Cincinnati was shut down the rest of the way, but it didn't need any more offense. Power allowed only a run in the third, when Jeff Hamilton doubled and later scored on Sax's grounder, and one in the ninth on John Shelby's inside-the-park home run that was aided by center fielder Eric Davis' defensive misplay.

Given the circumstances of Saturday's loss, Lasorda's postgame outburst was understandable. He seemingly has shown restraint this season, even though the Dodgers are 25-29 and in fifth place in the National League West. Lasorda had calmed down by the time reporters questioned him. But he could not hide his frustrations.

"I'm very, very upset that we aren't winning," Lasorda said. "That's what it is. I'm sure they (the players) feel the same way. Probably nobody feels any worse than those guys out there, because they sure as heck are trying."

Anderson, who said this was a minor Lasorda outburst, thought that it might help the team snap out of its funk.

"He really didn't explode, compared to previous years," Anderson said. "He just wanted to get our attention. A lot of times, these things help. It's up to us now. You can do all the screaming and hollering you want, but you've got to do it on the field."

One of the more baffling puzzles to the Dodgers is why Valenzuela isn't pitching well. In his last five starts, Valenzuela is 1-3 and has a 6.18 earned-run average.

Valenzuela insists his left arm and shoulder are neither hurt nor tired. But opponents have commented about how his fastball has lost effectiveness and his screwball has lost movement.

"I feel all right," Valenzuela said. "They just hit the ball. They didn't hit the ball hard all the time, but it's still a basehit. After (the third) inning, I tried to throw more fastballs."

Is Valenzuela frustrated by his recent run of mediocre pitching?

"No, it's just a game," he said. "I'll go out again next time and see. Most important to me is that I feel all right."

Lasorda said he didn't remember the last time Valenzuela had such a prolonged slump.

Asked for an explanation, Lasorda said: "There's a couple of things. (1) We've gotten him in a hole; (2) He's not getting the ball where he wants it. He's very, very effective when he keeps the ball down and makes them look for the screwball."

Valenzuela is, by no means, the Dodgers' main problem.

The offense, which had produced 17 runs in three previous games, stranded runners when it did get men on base.

After the third inning, Power (5-2) didn't give the Dodgers much of a chance to score. He retired 12 straight Dodgers at one point and allowed only one hit before Shelby's inside-the-park home run.

With one out in the ninth inning, Shelby hit a line drive that bounced in front of Davis in center field. The ball went under Davis' glove and bounded to the wall, allowing the speedy Shelby to score.

That rare occurrence did nothing to dampen Power's performance or make the Dodgers feel any better.

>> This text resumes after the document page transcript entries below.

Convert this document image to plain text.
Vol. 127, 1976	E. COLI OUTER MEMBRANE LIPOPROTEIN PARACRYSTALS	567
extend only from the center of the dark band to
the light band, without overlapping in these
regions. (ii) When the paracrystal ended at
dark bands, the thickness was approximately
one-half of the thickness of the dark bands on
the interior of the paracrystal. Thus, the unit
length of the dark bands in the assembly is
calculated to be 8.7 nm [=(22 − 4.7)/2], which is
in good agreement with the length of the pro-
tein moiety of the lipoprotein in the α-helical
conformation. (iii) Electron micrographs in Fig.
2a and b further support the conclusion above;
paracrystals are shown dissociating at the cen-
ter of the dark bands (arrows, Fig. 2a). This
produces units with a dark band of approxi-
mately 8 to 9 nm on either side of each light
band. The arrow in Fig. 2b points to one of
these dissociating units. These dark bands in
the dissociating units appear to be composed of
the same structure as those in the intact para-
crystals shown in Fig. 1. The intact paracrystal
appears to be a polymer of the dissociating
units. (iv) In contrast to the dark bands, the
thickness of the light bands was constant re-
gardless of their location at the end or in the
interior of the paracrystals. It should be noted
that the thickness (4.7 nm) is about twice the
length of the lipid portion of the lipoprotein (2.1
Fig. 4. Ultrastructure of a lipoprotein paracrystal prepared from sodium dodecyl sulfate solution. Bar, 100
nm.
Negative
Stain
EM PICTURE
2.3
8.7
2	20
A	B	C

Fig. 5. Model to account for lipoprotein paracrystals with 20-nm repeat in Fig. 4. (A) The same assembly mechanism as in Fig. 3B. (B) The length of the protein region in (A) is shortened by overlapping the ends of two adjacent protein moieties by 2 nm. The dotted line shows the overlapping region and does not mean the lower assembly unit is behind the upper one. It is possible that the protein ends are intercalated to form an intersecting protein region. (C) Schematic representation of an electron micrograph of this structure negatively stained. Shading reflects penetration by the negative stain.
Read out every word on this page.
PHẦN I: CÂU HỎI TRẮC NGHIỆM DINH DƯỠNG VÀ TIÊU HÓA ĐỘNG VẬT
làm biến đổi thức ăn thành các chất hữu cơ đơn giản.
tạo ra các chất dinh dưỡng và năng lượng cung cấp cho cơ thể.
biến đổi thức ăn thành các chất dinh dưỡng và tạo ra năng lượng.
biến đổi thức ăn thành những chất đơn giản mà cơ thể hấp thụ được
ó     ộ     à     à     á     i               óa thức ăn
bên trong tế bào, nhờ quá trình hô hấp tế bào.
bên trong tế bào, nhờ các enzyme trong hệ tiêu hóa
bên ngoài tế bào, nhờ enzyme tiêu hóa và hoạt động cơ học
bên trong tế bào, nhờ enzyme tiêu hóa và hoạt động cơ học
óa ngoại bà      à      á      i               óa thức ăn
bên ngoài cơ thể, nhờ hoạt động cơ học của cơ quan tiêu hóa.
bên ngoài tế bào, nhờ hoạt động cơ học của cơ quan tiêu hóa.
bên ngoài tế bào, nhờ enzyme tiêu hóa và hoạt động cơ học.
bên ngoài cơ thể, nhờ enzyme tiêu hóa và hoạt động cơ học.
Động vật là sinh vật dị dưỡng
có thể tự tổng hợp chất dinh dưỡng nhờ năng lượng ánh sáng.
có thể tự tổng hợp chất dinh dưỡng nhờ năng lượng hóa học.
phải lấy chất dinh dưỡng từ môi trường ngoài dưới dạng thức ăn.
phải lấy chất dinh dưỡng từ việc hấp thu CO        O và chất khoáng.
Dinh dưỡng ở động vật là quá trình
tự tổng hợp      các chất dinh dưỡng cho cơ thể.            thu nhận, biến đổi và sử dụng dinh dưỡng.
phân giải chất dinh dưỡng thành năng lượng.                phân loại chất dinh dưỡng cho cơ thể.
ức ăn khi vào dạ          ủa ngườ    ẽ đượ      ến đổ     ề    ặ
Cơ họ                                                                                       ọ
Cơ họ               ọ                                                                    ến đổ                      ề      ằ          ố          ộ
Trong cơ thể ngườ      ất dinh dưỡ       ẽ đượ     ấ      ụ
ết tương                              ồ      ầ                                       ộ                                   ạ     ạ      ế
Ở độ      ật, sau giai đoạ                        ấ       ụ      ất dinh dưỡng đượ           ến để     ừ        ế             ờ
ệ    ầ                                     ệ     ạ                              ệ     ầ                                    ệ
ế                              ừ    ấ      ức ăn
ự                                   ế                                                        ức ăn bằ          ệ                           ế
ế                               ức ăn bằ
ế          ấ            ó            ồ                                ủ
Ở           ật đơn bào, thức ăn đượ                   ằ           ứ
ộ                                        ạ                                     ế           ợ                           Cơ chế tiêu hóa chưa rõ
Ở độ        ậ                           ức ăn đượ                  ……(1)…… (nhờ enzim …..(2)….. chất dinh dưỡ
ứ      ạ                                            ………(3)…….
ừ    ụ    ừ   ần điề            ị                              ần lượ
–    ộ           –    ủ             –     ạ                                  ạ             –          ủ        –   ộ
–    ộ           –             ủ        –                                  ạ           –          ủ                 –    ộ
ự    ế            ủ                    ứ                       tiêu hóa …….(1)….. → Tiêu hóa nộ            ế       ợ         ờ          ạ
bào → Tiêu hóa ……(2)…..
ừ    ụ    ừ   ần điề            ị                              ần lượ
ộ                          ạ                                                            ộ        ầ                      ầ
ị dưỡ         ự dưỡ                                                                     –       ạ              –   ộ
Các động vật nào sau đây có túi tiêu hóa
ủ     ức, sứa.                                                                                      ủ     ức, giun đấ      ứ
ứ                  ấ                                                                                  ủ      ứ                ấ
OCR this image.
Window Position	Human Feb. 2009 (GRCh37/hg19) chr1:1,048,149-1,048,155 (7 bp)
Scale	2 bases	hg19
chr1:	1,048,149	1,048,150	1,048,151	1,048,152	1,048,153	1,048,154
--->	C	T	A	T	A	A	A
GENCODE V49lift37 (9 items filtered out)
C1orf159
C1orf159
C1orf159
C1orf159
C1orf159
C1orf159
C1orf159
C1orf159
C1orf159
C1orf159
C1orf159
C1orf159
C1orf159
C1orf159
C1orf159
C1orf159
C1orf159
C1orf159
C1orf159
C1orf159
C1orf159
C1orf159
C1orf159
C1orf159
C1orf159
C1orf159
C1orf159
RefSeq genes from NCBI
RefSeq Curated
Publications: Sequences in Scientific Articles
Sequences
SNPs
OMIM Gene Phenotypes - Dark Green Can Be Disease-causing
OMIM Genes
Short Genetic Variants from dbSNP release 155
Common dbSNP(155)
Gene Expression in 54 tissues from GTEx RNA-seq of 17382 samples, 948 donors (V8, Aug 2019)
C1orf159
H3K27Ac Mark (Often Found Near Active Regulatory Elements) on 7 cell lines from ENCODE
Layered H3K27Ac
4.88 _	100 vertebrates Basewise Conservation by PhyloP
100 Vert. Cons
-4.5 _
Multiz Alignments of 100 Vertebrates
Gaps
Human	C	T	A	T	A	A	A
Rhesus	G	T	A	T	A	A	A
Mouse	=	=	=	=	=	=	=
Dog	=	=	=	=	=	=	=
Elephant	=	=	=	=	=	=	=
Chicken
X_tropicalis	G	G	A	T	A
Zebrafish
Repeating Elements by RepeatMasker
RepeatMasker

Power, acquired by the Reds in 1982 for Mike Ramsey, is 11-3 after moving from the bullpen to the starting rotation last August.

Dodger Notes A decision has not been made, but it is almost certain that Tim Leary will become the new fifth starter for the Dodgers, at least for one game. The Dodgers, who have been going with four starters for the last 10 days, will probably start Leary Tuesday night in Atlanta. Alejandro Pena, who lost the fifth spot, was used in relief Sunday, so Leary appears to be the logical choice. . . . Manager Tom Lasorda said shortstop Mariano Duncan would have been back in the lineup Saturday after a five-game benching, but Duncan was bothered by a migraine headache and sat out. "I'm not feeling well," Duncan said. "They happen a lot to me." Said trainer Bill Buhler: "He has a family history of migraines. They happen about two or three times a year. We're going to give him some medication and hope it makes him feel better." . . . Orel Hershiser threw on the sideline Saturday and reported no discomfort in his right elbow, which bothered him in his last start on Wednesday. . . . Len Matuszek, recovering from partially torn tissue on the bottom of his left foot, worked on baserunning during batting practice. But he reported to trainers that he felt pain while pushing off on the foot. "It's by no means a setback," therapist Pat Screnar said. "He's just not ready to do that yet."